Comme de nombreux autres domaines d'activité, le secteur du mariage est mis à mal par l'épidémie de coronavirus en Belgique. Les prestataires ne peuvent honorer les événements prévus et voient ainsi leur chiffre d'affaires chuter considérablement. Illustration avec Fabienne, gérante d'une salle de réception à Tongres, dans la Région flamande.
"Nous avons besoin que les événements familiaux reprennent. On ne peut pas continuer comme ça", souffle Fabienne (prénom d'emprunt). Au bord du gouffre, elle nous contacte via le bouton orange Alertez-nous. Pour cette professionnelle du mariage, la situation n'est plus gérable. La preuve: elle ne parvient plus à payer ses factures qui s'entassent.
Début 2020, cette mère de famille réalisait son rêve en devenant gérante d'une salle de réception. "J'ai repris le bail d'une amie qui arrêtait. C'était l'occasion ou jamais", nous confie-t-elle. Mais voilà, l'épidémie de coronavirus a gagné la Belgique obligeant de nombreux secteurs à cesser temporairement leur activité. Pour Fabienne, c'est un rêve qui vole en éclats.

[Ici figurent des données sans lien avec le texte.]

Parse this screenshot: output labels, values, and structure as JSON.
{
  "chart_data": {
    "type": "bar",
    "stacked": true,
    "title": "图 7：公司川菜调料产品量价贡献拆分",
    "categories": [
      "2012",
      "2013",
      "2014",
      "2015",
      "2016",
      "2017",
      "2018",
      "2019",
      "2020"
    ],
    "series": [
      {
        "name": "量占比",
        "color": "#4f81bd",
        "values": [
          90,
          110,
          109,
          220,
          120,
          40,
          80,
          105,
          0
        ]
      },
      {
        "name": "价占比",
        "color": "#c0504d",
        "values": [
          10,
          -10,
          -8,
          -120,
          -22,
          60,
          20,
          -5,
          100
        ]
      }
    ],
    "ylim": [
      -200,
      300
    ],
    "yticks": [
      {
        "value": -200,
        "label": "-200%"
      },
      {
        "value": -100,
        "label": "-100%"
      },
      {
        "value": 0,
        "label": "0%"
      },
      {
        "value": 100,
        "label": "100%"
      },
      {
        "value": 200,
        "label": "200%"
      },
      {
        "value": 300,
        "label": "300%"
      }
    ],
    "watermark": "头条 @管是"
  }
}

Passionnée de mariages, Fabienne a toujours voulu en faire son métier. En 2017, cette employée communale passe à mi-temps et devient indépendante complémentaire en tant que décoratrice et organisatrice de mariages. Elle sillonne alors la Wallonie afin d'offrir aux futurs époux le plus beau jour de leur vie. "C'est que du bonheur. J'aime cet aspect positif du métier", avoue-t-elle. Devenir gérante d'une salle s'est présentée comme une consécration pour cette mère de famille.
J'avais mis le paquet car c'était mon tout premier événement
La salle de réception se situe à Tongres, en Région flamande. La commune en est propriétaire, Fabienne la loue. Des anniversaires, des fiançailles ou encore des réveillons peuvent être organisés. Mais la plupart des événements concerne des mariages. En tant que gérante, Nadia propose différents packs à ses clients. Selon leurs moyens et besoins, les prestations diffèrent. En plus de la location de la salle, la décoration florale, le service traiteur ou encore l'animation peuvent lui être confiés. En fonction des options choisies, elle s'entoure ensuite de différents prestataires.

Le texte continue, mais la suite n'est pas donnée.